La ideología de las élites
Extraigo algunos párrafos del libro que ilustran cuáles son las ideas de quienes realmente mandan, que no suelen ser los políticos, quienes aunque pueda parecer extraño trabajan para ellos.
- Es primordial darle [al pueblo] algo en qué entretenerse. Leyes que les complican la vida, impuestos que los crujen, inseguridad y problemas. Hay que darles en qué pensar. Para que no piensen en lo que no deben.
El crimen de Alcasser y otros asesinatos
Para los de arriba y los de abajo, llovía sobre mojado. Habían pasado los años, pero la calle no se olvidaba de las tres chicas. Limpias las calaveras, los cuerpos revelaban que habían sido bárbaramente torturadas, por maníacos sexuales. Autopsia minuciosa, seguida de análisis, hubiese desvelado el misterio, que ocultaba la contradicción entre el tiempo necesario para hacer todo aquello y la muerte, que se pretendía casi inmediata. Pero al no estar interesado el poder en saber lo que realmente sucedió, la investigación quedó en chapuza, que no convenció a nadie, oponiéndose a la leyenda oficial, la que dictaba la imaginación popular, oponiéndose la razón al cúmulo de contradicciones que llegaron al público.

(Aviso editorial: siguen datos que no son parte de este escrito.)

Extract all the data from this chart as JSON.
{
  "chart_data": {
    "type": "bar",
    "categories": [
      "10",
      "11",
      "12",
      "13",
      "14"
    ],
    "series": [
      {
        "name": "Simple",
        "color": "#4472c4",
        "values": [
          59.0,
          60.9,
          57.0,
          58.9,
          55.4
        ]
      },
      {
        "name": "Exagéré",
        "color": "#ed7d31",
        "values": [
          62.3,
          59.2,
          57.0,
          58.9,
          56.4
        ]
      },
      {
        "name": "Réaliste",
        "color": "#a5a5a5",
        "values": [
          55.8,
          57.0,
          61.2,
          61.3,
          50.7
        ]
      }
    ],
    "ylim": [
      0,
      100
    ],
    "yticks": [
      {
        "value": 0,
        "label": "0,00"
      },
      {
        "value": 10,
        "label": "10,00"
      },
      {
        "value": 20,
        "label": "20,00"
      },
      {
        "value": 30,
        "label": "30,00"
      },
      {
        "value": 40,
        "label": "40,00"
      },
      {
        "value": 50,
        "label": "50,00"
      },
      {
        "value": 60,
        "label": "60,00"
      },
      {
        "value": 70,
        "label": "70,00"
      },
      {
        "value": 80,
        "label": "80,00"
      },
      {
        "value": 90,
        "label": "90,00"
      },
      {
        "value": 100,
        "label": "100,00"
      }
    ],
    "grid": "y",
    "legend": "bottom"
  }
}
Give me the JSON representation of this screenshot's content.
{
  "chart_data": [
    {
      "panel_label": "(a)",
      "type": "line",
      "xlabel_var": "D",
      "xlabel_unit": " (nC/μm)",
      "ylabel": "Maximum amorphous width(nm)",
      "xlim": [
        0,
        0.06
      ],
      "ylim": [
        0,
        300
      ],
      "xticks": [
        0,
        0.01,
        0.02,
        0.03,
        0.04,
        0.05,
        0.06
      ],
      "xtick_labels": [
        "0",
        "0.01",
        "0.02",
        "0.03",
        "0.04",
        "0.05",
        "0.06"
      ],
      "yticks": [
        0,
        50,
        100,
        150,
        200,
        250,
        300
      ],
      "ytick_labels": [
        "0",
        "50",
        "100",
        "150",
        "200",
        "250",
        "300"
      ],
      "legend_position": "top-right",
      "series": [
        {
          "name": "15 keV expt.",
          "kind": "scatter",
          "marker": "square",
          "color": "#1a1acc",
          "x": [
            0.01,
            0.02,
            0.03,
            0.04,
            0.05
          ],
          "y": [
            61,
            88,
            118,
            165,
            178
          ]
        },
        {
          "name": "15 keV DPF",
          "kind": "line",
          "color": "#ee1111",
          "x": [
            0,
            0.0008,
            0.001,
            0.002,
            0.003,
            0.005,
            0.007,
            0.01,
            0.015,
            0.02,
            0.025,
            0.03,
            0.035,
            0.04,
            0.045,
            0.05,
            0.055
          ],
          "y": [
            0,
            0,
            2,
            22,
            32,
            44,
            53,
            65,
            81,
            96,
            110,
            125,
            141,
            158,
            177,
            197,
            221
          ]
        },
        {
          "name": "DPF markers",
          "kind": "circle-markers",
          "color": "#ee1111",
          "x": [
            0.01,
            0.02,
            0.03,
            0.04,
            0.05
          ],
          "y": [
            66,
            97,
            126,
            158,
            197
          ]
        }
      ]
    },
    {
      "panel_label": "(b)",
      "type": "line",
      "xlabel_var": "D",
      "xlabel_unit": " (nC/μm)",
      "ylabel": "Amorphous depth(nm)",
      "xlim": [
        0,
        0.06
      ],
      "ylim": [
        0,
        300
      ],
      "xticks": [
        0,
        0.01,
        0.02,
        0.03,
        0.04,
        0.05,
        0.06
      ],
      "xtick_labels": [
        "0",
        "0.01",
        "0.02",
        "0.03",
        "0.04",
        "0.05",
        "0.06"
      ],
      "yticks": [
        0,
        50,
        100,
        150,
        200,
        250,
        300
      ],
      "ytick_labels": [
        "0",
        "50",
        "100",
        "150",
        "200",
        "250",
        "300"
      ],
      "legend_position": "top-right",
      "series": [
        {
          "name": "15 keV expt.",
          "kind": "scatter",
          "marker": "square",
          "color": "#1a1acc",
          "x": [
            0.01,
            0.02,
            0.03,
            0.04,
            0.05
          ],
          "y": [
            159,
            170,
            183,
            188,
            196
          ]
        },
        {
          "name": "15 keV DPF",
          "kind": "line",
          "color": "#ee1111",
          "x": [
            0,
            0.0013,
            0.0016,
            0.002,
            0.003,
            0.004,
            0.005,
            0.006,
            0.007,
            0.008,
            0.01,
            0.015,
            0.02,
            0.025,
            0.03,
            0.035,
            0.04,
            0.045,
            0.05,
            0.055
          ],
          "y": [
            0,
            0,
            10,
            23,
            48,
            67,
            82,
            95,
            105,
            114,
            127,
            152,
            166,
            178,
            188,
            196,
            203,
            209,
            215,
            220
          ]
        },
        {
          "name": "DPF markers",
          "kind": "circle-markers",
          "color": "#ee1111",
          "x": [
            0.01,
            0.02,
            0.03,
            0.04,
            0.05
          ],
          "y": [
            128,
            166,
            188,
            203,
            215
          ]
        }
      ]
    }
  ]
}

No siendo costumbre que el asesino firme su crimen, lo hizo en este caso, pues fue designado matador el propietario del volante de la Seguridad Social, encontrado en casamata, próxima a la fosa, donde aparecieron los cuerpos. El ser su propietario delincuente común y drogata, facilitó las cosas. Fue declarado culpable, sin que nadie explicase cómo era posible que un condenado, oficialmente en la cárcel, cumpliendo condena y sin derecho a salidas, residía en su domicilio habitual, sin haber sido buscado ni molestado. No lo contó la autoridad, ni pudo hacerlo el interfecto. Dotado de facultades paranormales, por no dejarse detener, voló desde un quinto piso a la calle, perdiéndose para la eternidad, sin haber sido presentado.
Ausente el culpable oficial, pero irrenunciable el juicio, por estar los ánimos alterados, se echó mano del alfeñique, amigo del presunto Superman, que tratado según convenía, confesó repetidamente, con tan buena voluntad y detalle, que las contradicciones saltaban a la vista. No afectó la irregularidad al proceso, ni el hecho de que se hiciese notar repetidamente en el curso del juicio modificó la sentencia.
Urgente dar carpetazo legal a un asunto, que puso a la población de uñas, el alfeñique ingresó en prisión, con tres cadáveres a la espalda. No se esperaba, en las alturas, que una opinión pública, supuestamente inhabilitada para fijar la atención, absorber información y procesarla, tuviese la santa paciencia de seguir al presentador que desgranó el sumario día a día y al detalle. Pero lo hizo y concluyó, quedando psicólogos, sociólogos, forenses y en última instancia jueces, a los pies de los caballos. De resultas la mayoría concluyó que degenerados anónimos, afectados de sadismo patológico, controlaban importantes parcelas de poder, que les permitía cargar con sus culpas al botones. Incómoda la sensación, se instaló peligroso malestar, que en adelante mantendría en alerta perpetua a los servicios de inteligencia.